What to do if you think your baby has colic

Crying is a normal part of development in babies, but when babies cry a lot, it is often referred to as ‘colic’. Colic might start a few days or a few weeks after birth, and is characterised by crying that happens often and for long periods, as well as fussing during or after feeds. It can be incredibly upsetting and frustrating for the parent, but please be rest assured that it’s nothing to do with you. The most confident and calm parent can have a baby who cries a lot.

On average, healthy newborn babies cry and fuss for three hours a day, sometimes longer. Crying usually peaks around six weeks of age, and then gradually lessens as they grow. You might find that it happens more during the afternoon and evening, but this can vary each day. It’s only natural for you to worry about your baby’s crying, so let’s look at what to do if you think your baby has colic.

What to do if you think your baby has colic

Is your baby spending long periods grizzling or crying loudly, perhaps drawing their legs up as if in pain? Or do they appear to be hungry soon after a feed, or alternatively, are they fussing at the breast or bottle? Does nothing you do seem to make a difference when you try to settle or calm your baby in this state?

If you answered yes to any of these questions, here is what you can do:

  1. Take your baby to your GP for a check-up.The first step is to ensure there’s nothing physically wrong. Finding out that there’s no underlying medical conditions causing the crying can be incredibly comforting.
  2. See your maternal and child health nurse. Your nurse can watch your feeding technique, or refer you to a lactation consultant, and let you know about programs that might be able to help you with settling.
  3. Make some time to care for yourself. Trying to look after a baby, yourself, other family members, and a home is too much right now. If you’re feeling stressed from doing too much (particularly on very little sleep), everyone will suffer. Read how self-care doesn’t have to be so complicated.
  4. Keep your baby close to you. Gently rock or hold your baby in your arms, sling, or baby carrier. Small babies need a lot of warmth and security. Swaddling your baby in warm clothes and holding them against the steady soothing rhythm of a parent’s heartbeat can sometimes calm the baby’s discomfort or distress.
  5. Reduce stimulation. When they’re unsettled at home, dim the lights, turn off the TV, play soft music or white noise, and take deep breaths to try to calm yourself. Have a warm bath together, or give a soothing baby massage. Some babies can get overstimulated quite quickly.
  6. Take probiotic supplements. If your breastfed baby has colic, it could help to use the probiotic Lactobacillus reuteri. Probiotics are live bacteria that can help to keep the digestive system healthy. If you’d like to try these drops, it’s a good idea to discuss it with your GP, lactation consultant, or nurse.
  7. Sucking can soothe and settle. Breastfed babies seek the breast for comfort as much as for hunger or thirst. A bottle-fed baby may seek comfort sucking and a dummy can help. Both breastfed and bottle-fed newborn babies should be fed on demand (ensuring not to overfeed, which can lead to further feelings of discomfort).
  8. Reduce overtiredness. An overtired baby is unsettled, cranky, and much harder to get to sleep. This is why awake times are an important consideration. If you want your baby to be calm, cry less, and sleep better, keep one eye on your baby and one eye on the clock.
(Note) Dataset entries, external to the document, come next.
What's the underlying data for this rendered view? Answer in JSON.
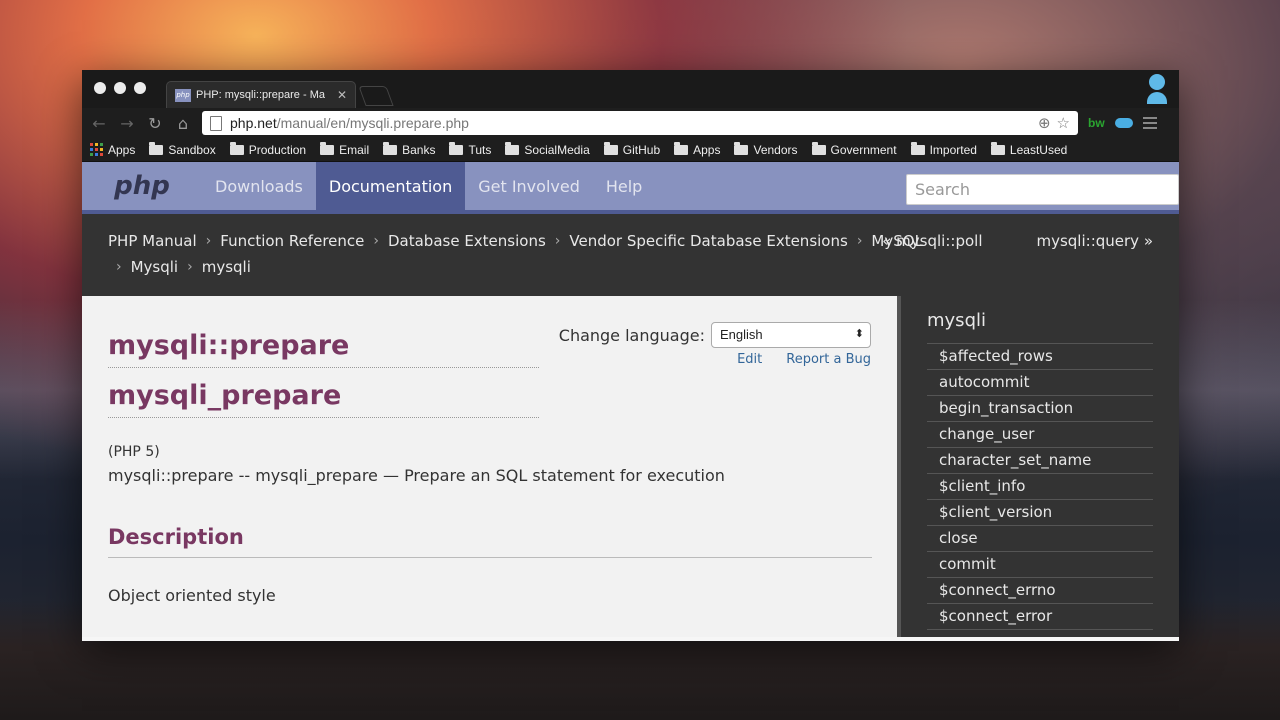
{
  "browser": {
    "tab_title": "PHP: mysqli::prepare - Ma",
    "tab_favicon_text": "php",
    "url_host": "php.net",
    "url_path": "/manual/en/mysqli.prepare.php",
    "extension_text": "bw",
    "bookmarks": [
      "Apps",
      "Sandbox",
      "Production",
      "Email",
      "Banks",
      "Tuts",
      "SocialMedia",
      "GitHub",
      "Apps",
      "Vendors",
      "Government",
      "Imported",
      "LeastUsed"
    ]
  },
  "site": {
    "logo": "php",
    "nav": [
      "Downloads",
      "Documentation",
      "Get Involved",
      "Help"
    ],
    "active_nav": "Documentation",
    "search_placeholder": "Search"
  },
  "breadcrumbs": {
    "items": [
      "PHP Manual",
      "Function Reference",
      "Database Extensions",
      "Vendor Specific Database Extensions",
      "MySQL"
    ],
    "items_line2": [
      "Mysqli",
      "mysqli"
    ],
    "prev": "« mysqli::poll",
    "next": "mysqli::query »"
  },
  "page": {
    "change_language_label": "Change language:",
    "language": "English",
    "edit": "Edit",
    "report_bug": "Report a Bug",
    "refname1": "mysqli::prepare",
    "refname2": "mysqli_prepare",
    "version": "(PHP 5)",
    "purpose": "mysqli::prepare -- mysqli_prepare — Prepare an SQL statement for execution",
    "description_title": "Description",
    "style_label": "Object oriented style"
  },
  "sidebar": {
    "title": "mysqli",
    "items": [
      "$affected_rows",
      "autocommit",
      "begin_transaction",
      "change_user",
      "character_set_name",
      "$client_info",
      "$client_version",
      "close",
      "commit",
      "$connect_errno",
      "$connect_error"
    ]
  },
  "colors": {
    "php_nav": "#8892bf",
    "php_nav_active": "#4f5b93",
    "heading": "#793862",
    "link": "#336699"
  }
}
Experiment to see which strategies work for your baby, but you’ll probably discover that what works one day doesn’t always work the next. We still don’t know much about what causes colic, but it can help to see this fourth trimester from your baby’s perspective, and be assured that this phase will pass. In saying that, it can be physically and emotionally exhausting, so if you’re not coping, please seek support from your GP, maternal and child health nurse, mother’s group, and ask for help from friends and family.